Nelle trincee, la baldanza interventista lascerà il posto ai dubbi, alla percezione diretta della tragicità di una guerra. Tocca a un giovane intellettuale, Renato Serra, indicato da Croce come una delle menti più brillanti della gioventù italiana, esprimere, meglio di altri, questo cambiamento di umore. Serra scrive Esame di coscienza di un letterato, un’analisi dell’io di fronte alla tragicità del conflitto, un testo che la critica, a cominciare da Carlo Bo, giudicherà tra i più penetranti testi sul rapporto tra guerra e individuo.
«La guerra non cambia niente», avverte Serra, «Non migliora, non redime, non cancella; per sé sola. Non fa miracoli.

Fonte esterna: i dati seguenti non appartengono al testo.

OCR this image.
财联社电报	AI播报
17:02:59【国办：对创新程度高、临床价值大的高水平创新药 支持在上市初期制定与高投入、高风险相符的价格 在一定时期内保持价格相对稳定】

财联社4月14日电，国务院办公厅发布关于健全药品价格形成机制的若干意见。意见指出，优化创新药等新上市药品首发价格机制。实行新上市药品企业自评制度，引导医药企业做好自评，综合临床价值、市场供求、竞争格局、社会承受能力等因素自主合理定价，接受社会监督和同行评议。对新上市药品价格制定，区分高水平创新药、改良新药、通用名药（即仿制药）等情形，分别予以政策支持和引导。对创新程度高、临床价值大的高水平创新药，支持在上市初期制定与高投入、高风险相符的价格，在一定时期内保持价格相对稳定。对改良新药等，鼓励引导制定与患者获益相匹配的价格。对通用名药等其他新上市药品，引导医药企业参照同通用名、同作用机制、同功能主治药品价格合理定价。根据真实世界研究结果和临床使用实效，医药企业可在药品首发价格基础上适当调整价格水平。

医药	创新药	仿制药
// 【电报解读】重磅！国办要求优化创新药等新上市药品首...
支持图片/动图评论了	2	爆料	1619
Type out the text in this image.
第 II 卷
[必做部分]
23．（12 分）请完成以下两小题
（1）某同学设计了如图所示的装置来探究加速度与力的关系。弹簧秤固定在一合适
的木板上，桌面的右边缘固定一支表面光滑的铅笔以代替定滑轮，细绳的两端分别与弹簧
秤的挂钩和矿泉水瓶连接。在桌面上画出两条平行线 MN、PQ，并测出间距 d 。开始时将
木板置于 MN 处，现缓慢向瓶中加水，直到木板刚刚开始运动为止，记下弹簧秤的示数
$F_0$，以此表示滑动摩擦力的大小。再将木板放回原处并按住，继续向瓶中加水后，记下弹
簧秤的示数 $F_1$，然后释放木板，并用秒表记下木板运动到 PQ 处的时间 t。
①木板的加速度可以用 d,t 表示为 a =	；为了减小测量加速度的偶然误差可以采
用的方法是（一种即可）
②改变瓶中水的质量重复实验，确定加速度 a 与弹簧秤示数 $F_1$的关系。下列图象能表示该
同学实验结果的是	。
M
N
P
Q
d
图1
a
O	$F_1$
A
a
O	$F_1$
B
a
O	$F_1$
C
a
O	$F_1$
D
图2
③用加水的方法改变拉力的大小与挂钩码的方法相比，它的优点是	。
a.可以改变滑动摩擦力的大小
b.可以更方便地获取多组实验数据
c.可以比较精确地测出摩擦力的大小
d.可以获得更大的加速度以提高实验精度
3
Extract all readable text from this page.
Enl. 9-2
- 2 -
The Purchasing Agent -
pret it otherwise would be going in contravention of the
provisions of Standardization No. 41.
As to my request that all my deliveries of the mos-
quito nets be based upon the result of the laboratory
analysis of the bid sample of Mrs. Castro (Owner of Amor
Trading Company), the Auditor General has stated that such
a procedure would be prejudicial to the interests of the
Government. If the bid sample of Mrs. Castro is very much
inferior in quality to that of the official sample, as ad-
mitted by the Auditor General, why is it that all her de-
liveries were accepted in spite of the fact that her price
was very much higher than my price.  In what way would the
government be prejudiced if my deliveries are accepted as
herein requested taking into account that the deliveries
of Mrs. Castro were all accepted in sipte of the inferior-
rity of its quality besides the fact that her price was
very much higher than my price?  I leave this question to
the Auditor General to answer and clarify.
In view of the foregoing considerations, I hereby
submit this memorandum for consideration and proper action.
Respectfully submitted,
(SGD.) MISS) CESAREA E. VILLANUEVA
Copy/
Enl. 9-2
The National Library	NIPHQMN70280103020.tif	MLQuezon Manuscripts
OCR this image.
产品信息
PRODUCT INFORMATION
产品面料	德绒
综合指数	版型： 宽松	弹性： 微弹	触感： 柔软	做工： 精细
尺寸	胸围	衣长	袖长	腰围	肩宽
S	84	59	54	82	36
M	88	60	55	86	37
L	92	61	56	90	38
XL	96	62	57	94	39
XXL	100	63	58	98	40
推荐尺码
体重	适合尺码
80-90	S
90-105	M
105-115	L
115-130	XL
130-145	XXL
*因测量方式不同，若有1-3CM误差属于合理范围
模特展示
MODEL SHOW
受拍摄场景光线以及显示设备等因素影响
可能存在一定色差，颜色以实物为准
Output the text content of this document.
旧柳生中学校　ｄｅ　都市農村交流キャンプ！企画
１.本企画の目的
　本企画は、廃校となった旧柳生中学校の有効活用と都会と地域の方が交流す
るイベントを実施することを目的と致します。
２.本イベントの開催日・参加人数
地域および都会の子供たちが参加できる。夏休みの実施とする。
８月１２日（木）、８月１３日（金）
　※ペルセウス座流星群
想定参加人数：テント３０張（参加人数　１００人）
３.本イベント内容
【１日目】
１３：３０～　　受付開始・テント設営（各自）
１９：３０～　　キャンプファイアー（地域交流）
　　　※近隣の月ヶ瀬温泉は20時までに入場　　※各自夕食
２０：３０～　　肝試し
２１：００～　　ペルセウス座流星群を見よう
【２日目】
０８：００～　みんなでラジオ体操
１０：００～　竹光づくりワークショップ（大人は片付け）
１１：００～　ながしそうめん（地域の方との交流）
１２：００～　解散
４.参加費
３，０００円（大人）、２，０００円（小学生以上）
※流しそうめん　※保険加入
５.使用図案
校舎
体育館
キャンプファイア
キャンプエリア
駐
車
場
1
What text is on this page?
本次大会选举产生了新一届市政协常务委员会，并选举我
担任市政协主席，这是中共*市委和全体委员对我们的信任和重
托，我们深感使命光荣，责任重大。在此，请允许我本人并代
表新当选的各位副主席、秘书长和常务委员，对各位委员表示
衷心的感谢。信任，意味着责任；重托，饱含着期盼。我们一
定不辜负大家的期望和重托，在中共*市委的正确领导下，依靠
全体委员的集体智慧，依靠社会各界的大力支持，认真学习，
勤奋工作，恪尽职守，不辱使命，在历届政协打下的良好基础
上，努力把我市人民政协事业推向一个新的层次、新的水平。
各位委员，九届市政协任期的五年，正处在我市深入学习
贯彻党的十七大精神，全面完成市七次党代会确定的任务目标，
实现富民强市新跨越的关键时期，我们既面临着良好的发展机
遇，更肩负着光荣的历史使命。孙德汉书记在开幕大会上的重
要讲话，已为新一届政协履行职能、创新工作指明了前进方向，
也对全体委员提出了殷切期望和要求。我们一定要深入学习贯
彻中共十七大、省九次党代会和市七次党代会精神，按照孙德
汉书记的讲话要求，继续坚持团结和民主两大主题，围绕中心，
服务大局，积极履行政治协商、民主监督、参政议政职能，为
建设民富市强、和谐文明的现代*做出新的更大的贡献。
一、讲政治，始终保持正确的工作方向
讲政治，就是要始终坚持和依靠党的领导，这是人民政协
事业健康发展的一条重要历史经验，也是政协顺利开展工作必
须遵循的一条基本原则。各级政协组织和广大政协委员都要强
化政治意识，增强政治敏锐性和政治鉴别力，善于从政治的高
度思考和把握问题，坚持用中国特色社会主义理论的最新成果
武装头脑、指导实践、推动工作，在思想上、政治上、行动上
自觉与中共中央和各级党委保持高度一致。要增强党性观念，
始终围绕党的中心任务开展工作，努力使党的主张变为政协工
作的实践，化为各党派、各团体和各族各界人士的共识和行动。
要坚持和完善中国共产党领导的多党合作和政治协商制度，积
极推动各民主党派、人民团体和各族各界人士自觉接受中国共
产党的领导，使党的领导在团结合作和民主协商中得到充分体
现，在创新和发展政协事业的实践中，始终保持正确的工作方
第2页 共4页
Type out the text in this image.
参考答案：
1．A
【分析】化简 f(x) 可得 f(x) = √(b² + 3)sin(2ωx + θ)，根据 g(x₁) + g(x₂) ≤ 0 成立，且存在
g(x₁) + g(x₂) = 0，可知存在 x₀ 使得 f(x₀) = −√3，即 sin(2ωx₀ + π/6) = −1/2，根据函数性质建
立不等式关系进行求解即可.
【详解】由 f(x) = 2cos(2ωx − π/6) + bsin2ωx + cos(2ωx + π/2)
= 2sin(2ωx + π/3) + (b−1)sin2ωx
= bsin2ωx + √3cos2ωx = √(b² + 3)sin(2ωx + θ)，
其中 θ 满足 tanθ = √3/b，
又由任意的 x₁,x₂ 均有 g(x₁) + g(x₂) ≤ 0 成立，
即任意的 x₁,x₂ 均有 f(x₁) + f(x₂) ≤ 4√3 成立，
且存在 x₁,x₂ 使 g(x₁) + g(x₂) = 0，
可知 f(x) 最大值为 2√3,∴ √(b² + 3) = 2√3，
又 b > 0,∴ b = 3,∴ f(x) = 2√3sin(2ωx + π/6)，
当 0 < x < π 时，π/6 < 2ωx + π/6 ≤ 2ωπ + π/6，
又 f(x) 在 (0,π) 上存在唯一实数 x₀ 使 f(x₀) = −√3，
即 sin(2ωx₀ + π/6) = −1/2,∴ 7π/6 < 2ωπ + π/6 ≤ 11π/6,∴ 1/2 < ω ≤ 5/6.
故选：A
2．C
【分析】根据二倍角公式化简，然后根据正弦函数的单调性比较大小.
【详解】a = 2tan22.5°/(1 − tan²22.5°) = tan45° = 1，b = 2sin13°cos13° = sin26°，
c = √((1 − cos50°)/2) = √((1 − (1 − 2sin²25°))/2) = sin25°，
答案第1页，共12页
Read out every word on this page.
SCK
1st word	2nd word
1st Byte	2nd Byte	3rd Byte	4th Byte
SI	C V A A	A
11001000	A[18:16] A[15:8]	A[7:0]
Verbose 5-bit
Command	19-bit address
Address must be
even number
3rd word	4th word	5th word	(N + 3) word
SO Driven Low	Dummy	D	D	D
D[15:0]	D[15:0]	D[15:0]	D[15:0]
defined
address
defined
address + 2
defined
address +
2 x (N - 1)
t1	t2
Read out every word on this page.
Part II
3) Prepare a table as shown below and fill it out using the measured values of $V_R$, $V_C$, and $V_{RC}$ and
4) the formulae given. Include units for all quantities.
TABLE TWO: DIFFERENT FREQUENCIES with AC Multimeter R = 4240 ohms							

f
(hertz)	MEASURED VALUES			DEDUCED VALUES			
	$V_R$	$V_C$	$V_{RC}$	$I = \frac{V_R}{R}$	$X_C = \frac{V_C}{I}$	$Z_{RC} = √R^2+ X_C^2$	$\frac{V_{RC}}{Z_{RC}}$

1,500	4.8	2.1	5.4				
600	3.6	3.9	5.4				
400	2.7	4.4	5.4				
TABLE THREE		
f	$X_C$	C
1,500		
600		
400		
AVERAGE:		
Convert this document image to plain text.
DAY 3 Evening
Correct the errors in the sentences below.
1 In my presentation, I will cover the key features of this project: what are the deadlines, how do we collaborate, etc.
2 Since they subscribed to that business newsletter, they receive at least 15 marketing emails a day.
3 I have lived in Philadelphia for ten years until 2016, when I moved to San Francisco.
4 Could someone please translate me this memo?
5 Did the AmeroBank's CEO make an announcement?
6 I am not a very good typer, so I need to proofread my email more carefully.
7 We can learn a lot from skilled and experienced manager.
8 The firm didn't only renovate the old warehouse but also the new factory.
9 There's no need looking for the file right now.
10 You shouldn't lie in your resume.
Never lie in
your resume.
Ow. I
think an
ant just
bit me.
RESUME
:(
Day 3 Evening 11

Non paga i debiti, non lava i peccati. In questo mondo, che non conosce più la grazia. Il cuore dura fatica ad ammetterlo». A trentuno anni, nel 1915, dopo aver concluso il suo testo, Renato Serra morirà in combattimento sul monte Podgora, nell’Esame di coscienza aveva citato il francese Charles Péguy, l’inventore della rivista «Cahiers de la Quinzaine» che più di altri aveva influenzato la generazione dei giovani scrittori italiani.
Anche Péguy muore in una trincea.
Carlo Emilio Gadda ridefinirà se stesso alla luce della guerra, dicendosi «poeta-filosofo-soldato» perché l’esperienza del fronte lo ha segnato irreversibilmente come Emilio Lussu che narra il duro conflitto sulle montagne con Un anno sull’Altipiano. Giosué Borsi scrive una toccante lettera alla madre e Ungaretti nota come «quel contadino soldato si affida alla medaglia di Sant’Antonio» sottolineando gesti comuni come il conforto della fede che si ripetono in ogni trincea.
Ogni pagina di questi autori è una foto capace di raccontare un universo di vite, sentimenti, dolori.
A pagare con la vita saranno in molti. E anche coloro che sopravvivono sfatano il mito della bella guerra, romantica ed entusiastica.
Il centenario della Grande Guerra può essere soprattutto questo, la ricerca di una letteratura che fu grande nella narrazione dei sentimenti e dei fatti, lasciando pagine irripetibili.